# Simple Linear Regression

When used

Simple linear regression is used to identify the direct predictive relationship between one predictor and one outcome variable. With linear regression we determine if the regression between the variables are significant including the direction and the magnitude. Additionally, we can find how much of the variation on the dependent variable is explained by the independent variable(s). We can for example predict salaries (dependent variable) based on experience (independent variable)

Variable Types

The analysis is used when both variables are interval or ratio.  While categorical variables can also be used in simple regression analysis (and regression analysis in general), if they have more than two dimensions and it might be impossible to see ranking in them (e.g. sophomores are at higher in academic rank than freshmen), it might not be possible to make the expected interpretation about the relationship between the variables.

We can analyze categorical variable using the technique called ‘dummy’ coding. When using two variables is as simple as assigning 0 to one of the variable and 1 to the other. The same technique is applied to more than two categorical variables, but more needs to done by creating a series of dummy code combinations that created as many dummy variables minus 1 variables. (Keith, 2015). This technique allows to compare each variable against the others showing several coefficient combinations effectively allowing to analyze the impact of each independent variable at one time.

Sample size

A number of suggestions have been made for sample size in correlation and regression analysis with more focus on multiple regression rather than simple linear regression, some of which are: (i) N>50+8m (where m is the number of independent variables) is needed for testing multiple correlation and N>104+m for testing individual predictors (Green, 1991), (ii)  number of predictors by at least 50 (Harris, 1985), (iii) if there are 6 or more predictors, the absolute minimum of participants should be 10, though it is better to go for 30 participants per variable, (iv). According to (Field, 2013) these rules of thumb oversimplify things because they do not take in consideration the power and the effect size. The best course of action is to calculate the required sample size depending on the expected power and effect. One of the tools to calculate that is GPower (see references below)

Specific Characteristics

Simple linear regression allows identifying main effect of one independent variable on the outcome variable.  When we run multiple linear regression, we can see the impact of the individual independent variable into the dependent variable. These will be presented in the form of coefficients that determine how much the dependent variable will grow (or shrink) for one increment of  the independent variables

Data Analysis

The main coefficients in the simple regression analysis (as well as in multiple regression analysis) is the R2 and F- ratio.  If the F-ratio is statistically significant, it means that the regression model results is significantly better predictor for the outcome variable than if the mean value of the outcome variable has been used (Field, 2009).

Write up of Results

An example of reporting the results of a multiple regression analysis (and simple regression can also follow this format is):

“The ANOVA table showed the regression is statistically significant. F (2,666) = 32.286, p<.001. The model accounts for approximately 9% of the variance in knowledge sharing (R2 = .089, R2adj=.086, p<.001). However, the relationship between cohesive-affective responses with knowledge sharing was not found to be statistically significant (Topchyan, p.656)”

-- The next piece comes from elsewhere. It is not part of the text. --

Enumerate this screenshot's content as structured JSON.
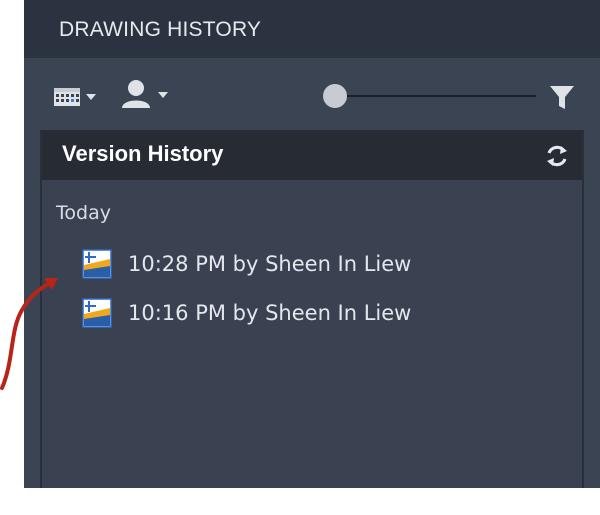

Additionally, we can use a scatterplot to show the linear regression graphically that  plot the dependent variable against the  independent variable and also to show the line of best fit

Resources

Video clips:

Linear Regression - SPSS (Part 1)

Simple Linear Regressions

Using G*Power to calculate Sample Size (A Priori) HD

G*Power: Statistical Power Analysis for Windows and Mac

G*Power Manual

How to Work Out Required Sample Size for a Correlation and a Regression Using G*Power

Calculating Statistical Power Tutorial

References:

Allum, N. (2015). Multiple Regression and the British Crime Survey (2007-2008): Worry About Crime and Confidence in the Police   Retrieved from http://methods.sagepub.com/dataset/multiple-reg-in-bcs-2007-8 doi:10.4135/9781473937765

Allum, N. (2015). Simple Regression and the Race Implicit Attitudes Test (2012): Implicit and Self-Reported Racial Attitudes   Retrieved from http://methods.sagepub.com/dataset/simple-reg-in-iat-2012 doi:10.4135/9781473947634

Field, A. (2009). Discovering statistics using SPSS. Sage publications.

Field, A. (2013). Discovering statistics using SPSS (4rd ed.). Thousand Oaks, CA: Sage Publications.

Green, S. B. (1991). How many subjects does it take to do a regression analysis. Multivariate behavioral research, 26(3), 499-510.

Harris, R. J. (2001). A primer of multivariate statistics. Psychology Press.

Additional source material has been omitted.